Ensuite, s’ils arrivent à le faire à la fin de la journée et qu’ils viennent d’une manière ou d’une autre clairement, ils s’attendent à ce que tout le monde leur fasse un gros câlin et dise: “ Mec, content que vous ayez réussi, frère. ” Peut-être que certaines personnes peuvent passer cela, mais nous en étions assez épuisés et nous l’avions appelé un jour et sommes passés à autre chose. ”

De son côté, Anselmo aime à penser que les camarades du groupe auraient pu faire amende honorable. «Ne pas trop entrer dans le pays imaginaire», dit-il, «mais si Dimebag était encore en vie, croyez-moi, je pense qu’après ma chirurgie du dos [ en 2005 ] et que je me suis amélioré, physiquement, mentalement – tout va de pair -et – Je pense que nous nous serions réunis, c’est sûr.

Et fait beaucoup de choses, des tournées, de nouveaux disques, le tout, mais je suppose que ce n’est pas le cas. Je pense qu’il y aurait eu au moins un pardon, une certaine compréhension , et un peu de guérison. Je fais vraiment. ”

Brown, lui aussi, imagine un scénario similaire. «Peut-être que quelque part sur la route, nous aurions réglé les choses – nous quatre nous réunissons dans une pièce et nous nous battons les uns les autres ou quoi que ce soit d’autre», dit-il.

“Nous ne pouvons pas faire ça maintenant.
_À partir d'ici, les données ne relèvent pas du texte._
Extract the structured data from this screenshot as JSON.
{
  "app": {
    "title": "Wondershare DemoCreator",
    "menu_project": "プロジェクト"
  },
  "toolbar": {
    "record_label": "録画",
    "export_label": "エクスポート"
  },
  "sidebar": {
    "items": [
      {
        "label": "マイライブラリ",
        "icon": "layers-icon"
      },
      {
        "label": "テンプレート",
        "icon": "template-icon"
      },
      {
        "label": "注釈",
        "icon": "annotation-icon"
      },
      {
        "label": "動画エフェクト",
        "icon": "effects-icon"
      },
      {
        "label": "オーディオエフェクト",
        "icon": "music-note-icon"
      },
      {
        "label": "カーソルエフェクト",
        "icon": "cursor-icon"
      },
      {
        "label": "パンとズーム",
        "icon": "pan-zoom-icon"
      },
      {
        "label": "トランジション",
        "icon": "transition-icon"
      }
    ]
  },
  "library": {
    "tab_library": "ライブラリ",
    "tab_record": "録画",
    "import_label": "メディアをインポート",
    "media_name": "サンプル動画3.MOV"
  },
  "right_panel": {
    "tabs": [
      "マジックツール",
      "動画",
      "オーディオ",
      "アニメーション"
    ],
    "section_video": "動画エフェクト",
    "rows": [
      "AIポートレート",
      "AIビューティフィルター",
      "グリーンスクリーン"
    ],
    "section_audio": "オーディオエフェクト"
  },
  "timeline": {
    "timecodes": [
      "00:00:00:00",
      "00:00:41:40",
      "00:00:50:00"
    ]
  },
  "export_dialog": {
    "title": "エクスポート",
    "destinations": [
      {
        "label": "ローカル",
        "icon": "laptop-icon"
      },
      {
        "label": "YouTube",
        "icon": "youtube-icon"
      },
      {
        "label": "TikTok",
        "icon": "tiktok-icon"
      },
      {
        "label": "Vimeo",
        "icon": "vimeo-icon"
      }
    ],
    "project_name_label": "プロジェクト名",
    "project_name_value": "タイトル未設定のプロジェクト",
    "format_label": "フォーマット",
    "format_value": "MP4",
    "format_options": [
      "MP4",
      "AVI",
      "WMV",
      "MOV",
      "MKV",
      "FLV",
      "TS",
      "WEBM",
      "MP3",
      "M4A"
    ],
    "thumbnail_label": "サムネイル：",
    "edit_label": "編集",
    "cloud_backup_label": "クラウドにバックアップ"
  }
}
Tout ce que nous pouvons faire maintenant, c’est avancer et faire de notre mieux et essayer de préserver l’héritage que nous avons construit, et au moins garder l’héritage musical de Dime vivant.”

L’héritage musical de Dime perdure. À l’exception des quatre premiers disques auto-publiés du groupe, les albums de Pantera sont toujours en cours d’impression – Cowboys from Hell a été remasterisé et réédité dans une édition élaborée de trois disques en 2010, et Vulgar a reçu un traitement de réédition similaire en 2012.

Et contrairement à tant de disques de métal de la même époque, la musique semble toujours remarquablement pertinente. Le fait qu’il ne soit pas daté est certainement un témoignage de la musicalité de Pantera ainsi que du cœur du groupe.

“Nous ne verrons jamais un guitariste avec ce genre de créativité et ce genre de passion pour son instrument pendant très, très longtemps, voire jamais”, se dit Date. “Il y en a eu très, très peu dans l’histoire, et il était l’un d’entre eux.

Quand vous combinez cette créativité et cette passion avec la façon dont il communiquait avec son frère, et la façon dont les autres ont tous cliqué, la chimie entre eux était spécial. Il est si rare d’avoir cette combinaison de tous ces éléments qui se réunissent, et je pense que leur héritage est qu’ils l’ont fait comme il était censé être fait. Ils croyaient en chaque goutte de ce qu’ils ont fait. ”

 


 

Eric CANTO Photographe : Photos de concert, portraits, pochettes d’album.